After being an observer at a shoot[^] the next step was to become involved. I didn't think of it in those terms in those days but it seems obvious to me now that if you're working with amateurs and you want to produce your own video you have to play the game. That meant toting gear, holding lights and microphones and pointing the camera. Even playing a walk on role where you spoke three words whilst keeping a straight face. Never underestimate the value of not smirking!
I said amateurs there and I meant it. We were none of us being paid for being behind the camera or before it. And we none of us really knew what we were doing. I learned as I went, helping Robin turn his vision into reality.
But some of us learned better.
Heino and his friends made fake news programs under the Channel Four Logo. I'm not sure but I think this was before the British Channel Four (I'm talking 1975). I wasn't involved with those productions but I remember watching them and thinking 'what a bunch of wankers' :-) In 1976 they forged an alliance with the Sydney video centres and did 'Twin City' news programs. The alliance was a forgery in more ways than one; I don't think they ever shared any footage but it probably looked good on the reports when it came time to request an extension of funding.

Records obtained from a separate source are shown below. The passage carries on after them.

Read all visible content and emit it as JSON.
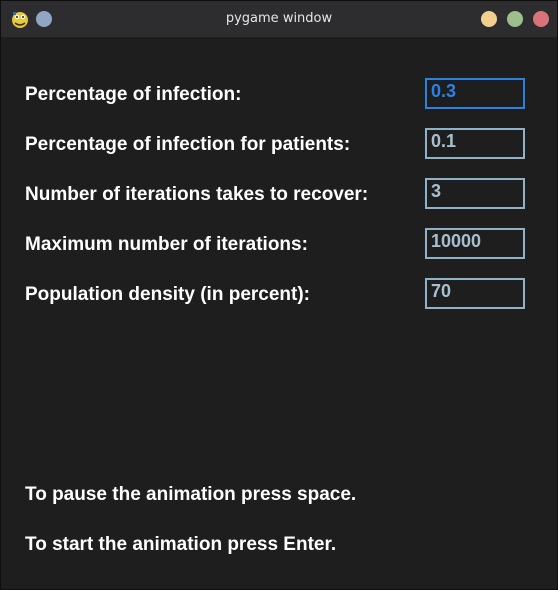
{
  "window": {
    "title": "pygame window"
  },
  "form": {
    "fields": [
      {
        "label": "Percentage of infection:",
        "value": "0.3",
        "active": true
      },
      {
        "label": "Percentage of infection for patients:",
        "value": "0.1",
        "active": false
      },
      {
        "label": "Number of iterations takes to recover:",
        "value": "3",
        "active": false
      },
      {
        "label": "Maximum number of iterations:",
        "value": "10000",
        "active": false
      },
      {
        "label": "Population density (in percent):",
        "value": "70",
        "active": false
      }
    ]
  },
  "instructions": {
    "pause": "To pause the animation press space.",
    "start": "To start the animation press Enter."
  },
  "colors": {
    "background": "#1e1e1f",
    "titlebar": "#2d2d30",
    "active_border": "#2a82e6",
    "inactive_border": "#8eb3c9",
    "text": "#ffffff"
  }
}
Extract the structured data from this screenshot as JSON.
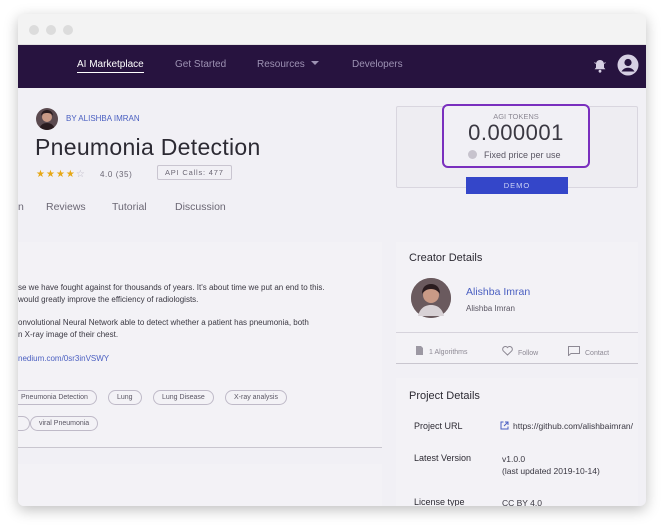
{
  "nav": {
    "items": [
      "AI Marketplace",
      "Get Started",
      "Resources",
      "Developers"
    ],
    "active": "AI Marketplace"
  },
  "service": {
    "author": "BY ALISHBA IMRAN",
    "title": "Pneumonia Detection",
    "rating_value": 4,
    "rating_max": 5,
    "rating_text": "4.0 (35)",
    "api_calls": "API Calls: 477"
  },
  "tabs": [
    "n",
    "Reviews",
    "Tutorial",
    "Discussion"
  ],
  "description": {
    "lines": [
      "se we have fought against for thousands of years. It's about time we put an end to this.",
      " would greatly improve the efficiency of radiologists.",
      "onvolutional Neural Network able to detect whether a patient has pneumonia, both",
      "n X-ray image of their chest."
    ],
    "link": "nedium.com/0sr3inVSWY",
    "tags": [
      "Pneumonia Detection",
      "Lung",
      "Lung Disease",
      "X-ray analysis",
      "",
      "viral Pneumonia"
    ]
  },
  "pricing": {
    "label": "AGI TOKENS",
    "price": "0.000001",
    "fixed": "Fixed price per use",
    "demo_button": "DEMO"
  },
  "creator": {
    "section_title": "Creator Details",
    "name": "Alishba Imran",
    "subtitle": "Alishba Imran",
    "actions": [
      "1 Algorithms",
      "Follow",
      "Contact"
    ]
  },
  "project": {
    "section_title": "Project Details",
    "url_label": "Project URL",
    "url": "https://github.com/alishbaimran/",
    "version_label": "Latest Version",
    "version": "v1.0.0",
    "version_updated": "(last updated 2019-10-14)",
    "license_label": "License type",
    "license": "CC BY 4.0"
  },
  "colors": {
    "nav_bg": "#27133f",
    "accent_link": "#4a5fc1",
    "popup_border": "#7a2fbe",
    "star": "#e6a817",
    "demo_button": "#3446c9"
  }
}
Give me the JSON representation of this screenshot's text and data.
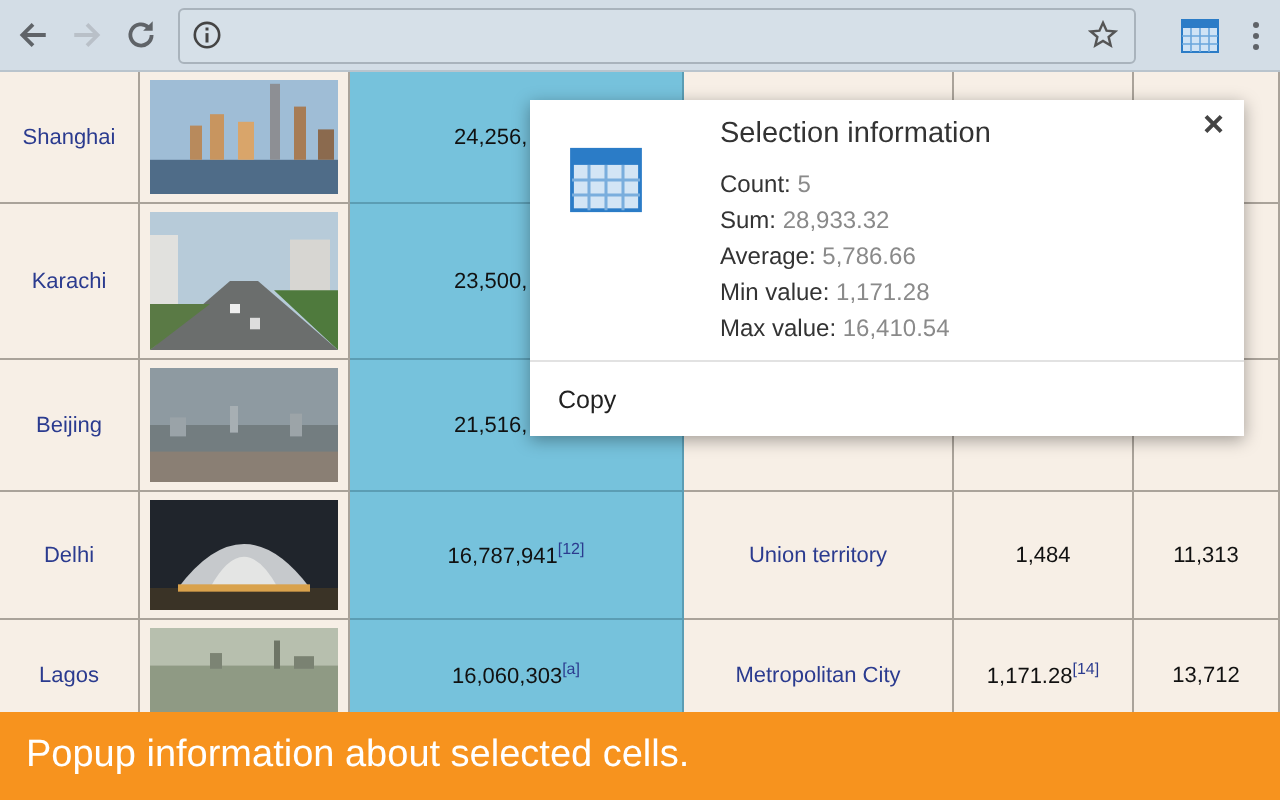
{
  "toolbar": {
    "forward_disabled": true
  },
  "table": {
    "rows": [
      {
        "city": "Shanghai",
        "population": "24,256,"
      },
      {
        "city": "Karachi",
        "population": "23,500,"
      },
      {
        "city": "Beijing",
        "population": "21,516,"
      },
      {
        "city": "Delhi",
        "population": "16,787,941$^{[12]}$",
        "column_4": "Union territory",
        "column_5": "1,484",
        "column_6": "11,313"
      },
      {
        "city": "Lagos",
        "population": "16,060,303$^{[a]}$",
        "column_4": "Metropolitan City",
        "column_5": "1,171.28$^{[14]}$",
        "column_6": "13,712"
      }
    ],
    "population_selected": true
  },
  "popup": {
    "title": "Selection information",
    "close": "×",
    "stats": [
      {
        "label": "Count:",
        "value": "5"
      },
      {
        "label": "Sum:",
        "value": "28,933.32"
      },
      {
        "label": "Average:",
        "value": "5,786.66"
      },
      {
        "label": "Min value:",
        "value": "1,171.28"
      },
      {
        "label": "Max value:",
        "value": "16,410.54"
      }
    ],
    "action": "Copy"
  },
  "banner": "Popup information about selected cells."
}
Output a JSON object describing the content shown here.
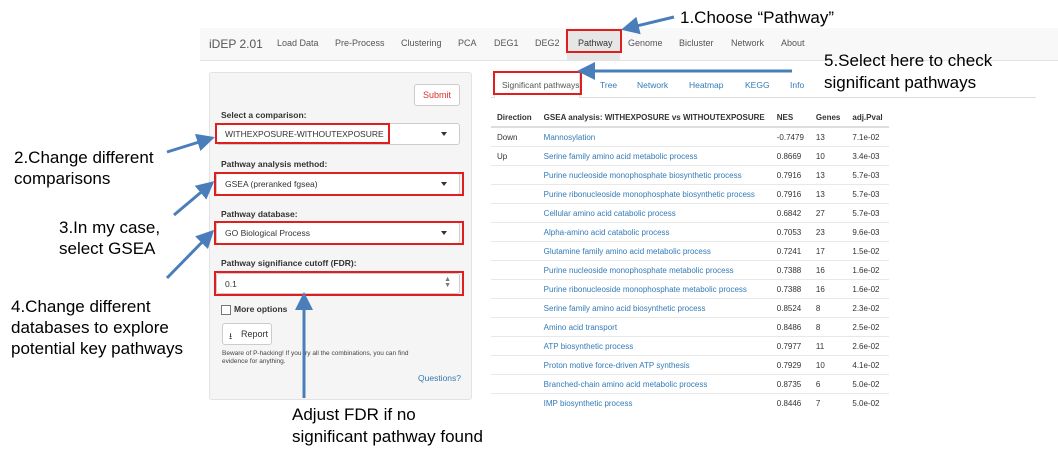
{
  "navbar": {
    "brand": "iDEP 2.01",
    "items": [
      "Load Data",
      "Pre-Process",
      "Clustering",
      "PCA",
      "DEG1",
      "DEG2",
      "Pathway",
      "Genome",
      "Bicluster",
      "Network",
      "About"
    ]
  },
  "sidebar": {
    "submit": "Submit",
    "comparison_label": "Select a comparison:",
    "comparison_value": "WITHEXPOSURE-WITHOUTEXPOSURE",
    "method_label": "Pathway analysis method:",
    "method_value": "GSEA (preranked fgsea)",
    "database_label": "Pathway database:",
    "database_value": "GO Biological Process",
    "fdr_label": "Pathway signifiance cutoff (FDR):",
    "fdr_value": "0.1",
    "more_options": "More options",
    "report": "Report",
    "warning_line1": "Beware of P-hacking! If you try all the combinations, you can find",
    "warning_line2": "evidence for anything.",
    "questions": "Questions?"
  },
  "tabs": [
    "Significant pathways",
    "Tree",
    "Network",
    "Heatmap",
    "KEGG",
    "Info"
  ],
  "table": {
    "headers": [
      "Direction",
      "GSEA analysis: WITHEXPOSURE vs WITHOUTEXPOSURE",
      "NES",
      "Genes",
      "adj.Pval"
    ],
    "rows": [
      [
        "Down",
        "Mannosylation",
        "-0.7479",
        "13",
        "7.1e-02"
      ],
      [
        "Up",
        "Serine family amino acid metabolic process",
        "0.8669",
        "10",
        "3.4e-03"
      ],
      [
        "",
        "Purine nucleoside monophosphate biosynthetic process",
        "0.7916",
        "13",
        "5.7e-03"
      ],
      [
        "",
        "Purine ribonucleoside monophosphate biosynthetic process",
        "0.7916",
        "13",
        "5.7e-03"
      ],
      [
        "",
        "Cellular amino acid catabolic process",
        "0.6842",
        "27",
        "5.7e-03"
      ],
      [
        "",
        "Alpha-amino acid catabolic process",
        "0.7053",
        "23",
        "9.6e-03"
      ],
      [
        "",
        "Glutamine family amino acid metabolic process",
        "0.7241",
        "17",
        "1.5e-02"
      ],
      [
        "",
        "Purine nucleoside monophosphate metabolic process",
        "0.7388",
        "16",
        "1.6e-02"
      ],
      [
        "",
        "Purine ribonucleoside monophosphate metabolic process",
        "0.7388",
        "16",
        "1.6e-02"
      ],
      [
        "",
        "Serine family amino acid biosynthetic process",
        "0.8524",
        "8",
        "2.3e-02"
      ],
      [
        "",
        "Amino acid transport",
        "0.8486",
        "8",
        "2.5e-02"
      ],
      [
        "",
        "ATP biosynthetic process",
        "0.7977",
        "11",
        "2.6e-02"
      ],
      [
        "",
        "Proton motive force-driven ATP synthesis",
        "0.7929",
        "10",
        "4.1e-02"
      ],
      [
        "",
        "Branched-chain amino acid metabolic process",
        "0.8735",
        "6",
        "5.0e-02"
      ],
      [
        "",
        "IMP biosynthetic process",
        "0.8446",
        "7",
        "5.0e-02"
      ]
    ]
  },
  "annotations": {
    "a1": "1.Choose “Pathway”",
    "a2_line1": "2.Change different",
    "a2_line2": "comparisons",
    "a3_line1": "3.In my case,",
    "a3_line2": "select GSEA",
    "a4_line1": "4.Change different",
    "a4_line2": "databases to explore",
    "a4_line3": "potential key pathways",
    "a5_line1": "5.Select here to check",
    "a5_line2": "significant pathways",
    "a6_line1": "Adjust FDR if no",
    "a6_line2": "significant pathway found"
  },
  "colors": {
    "highlight": "#e01e1e",
    "arrow": "#4a7ebb",
    "link": "#337ab7"
  }
}
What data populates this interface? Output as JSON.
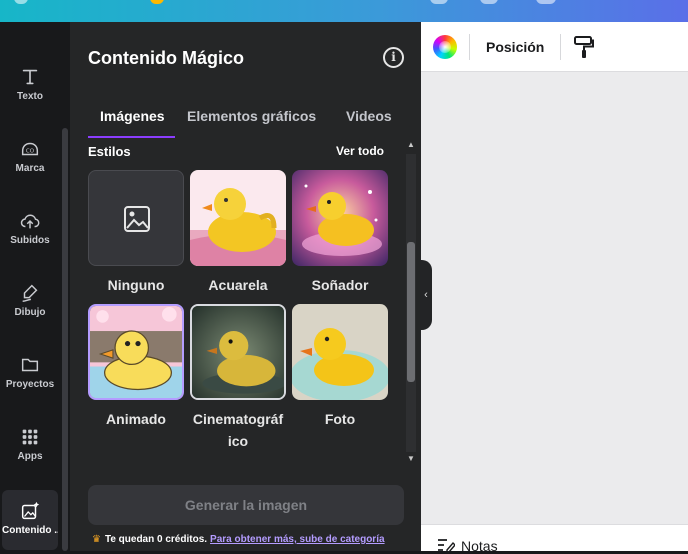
{
  "rail": {
    "items": [
      {
        "label": "Texto",
        "icon": "text-icon"
      },
      {
        "label": "Marca",
        "icon": "brand-icon"
      },
      {
        "label": "Subidos",
        "icon": "upload-cloud-icon"
      },
      {
        "label": "Dibujo",
        "icon": "draw-pen-icon"
      },
      {
        "label": "Proyectos",
        "icon": "folder-icon"
      },
      {
        "label": "Apps",
        "icon": "apps-grid-icon"
      },
      {
        "label": "Contenido ...",
        "icon": "magic-image-icon"
      }
    ]
  },
  "panel": {
    "title": "Contenido Mágico",
    "tabs": [
      "Imágenes",
      "Elementos gráficos",
      "Videos"
    ],
    "active_tab": "Imágenes",
    "section_title": "Estilos",
    "see_all": "Ver todo",
    "styles": [
      {
        "label": "Ninguno",
        "selected": false
      },
      {
        "label": "Acuarela",
        "selected": false
      },
      {
        "label": "Soñador",
        "selected": false
      },
      {
        "label": "Animado",
        "selected": true
      },
      {
        "label": "Cinematográf ico",
        "selected": false
      },
      {
        "label": "Foto",
        "selected": false
      }
    ],
    "generate_button": "Generar la imagen",
    "credits_text": "Te quedan 0 créditos.",
    "credits_link": "Para obtener más, sube de categoría"
  },
  "canvas": {
    "toolbar": {
      "position_label": "Posición"
    },
    "footer": {
      "notes_label": "Notas"
    }
  },
  "colors": {
    "accent": "#8b3dff",
    "panel_bg": "#252627",
    "rail_bg": "#18191b",
    "selected_border": "#b49cff"
  }
}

As a sample of their wit, one segment was called 'A Raisin Affair', hosted by a kid who I fancy was 14 years old at the time. His voice was uncertain about his age; it changed pitch from one word to the next. I reckon all of my male readers will remember that stage of life and all my female readers will laugh.
Another segment reported on the escape of a horse from a local paddock. Given that the horse was retired I think it unlikely that it was more than a feeble run but the commentary would have led you to believe that death and destruction was wrought on all sides.
Not a lot different to the current paid TV media!
Heino did a news segment reporting on the new scoreboard at the Williamstown Football Ground. It was a glowing and terribly padded description that included such gems as the fact that it had a section for the home team and another section for the away team! The new scoreboard is still there but after 30 years it's looking sadly in need of replacement.
One of the Channel Four anchormen went on to become the chief pilot at Qantas Airlines. The news segement he did that sticks in my mind showed the new traffic lights at the corner of Napier Street and Whitehall Street, Footscray, accompanied by the breathless news that it had taken 18 months from the allocation of money to the installation. Turtle Video was extinct by the time the first holdup of a Melbourne all night Petrol station had occurred just across the road from there but I'm sure that if they'd been still going they'd have done a news report on it.
Many years later he played a cameo role on a movie we made.
Another of the gang, Dave, became a cameraman at Channel Nine. He stuttered and was immortalised on Hey Hey It's Saturday[^] as Dddddave...
Well he stuttered most of the time but, as we found out much later, point a camera at him and he could enunciate with the best of us. Better than most of us as it happens. He stole more scenes than Ronnie Biggs stole English banknotes!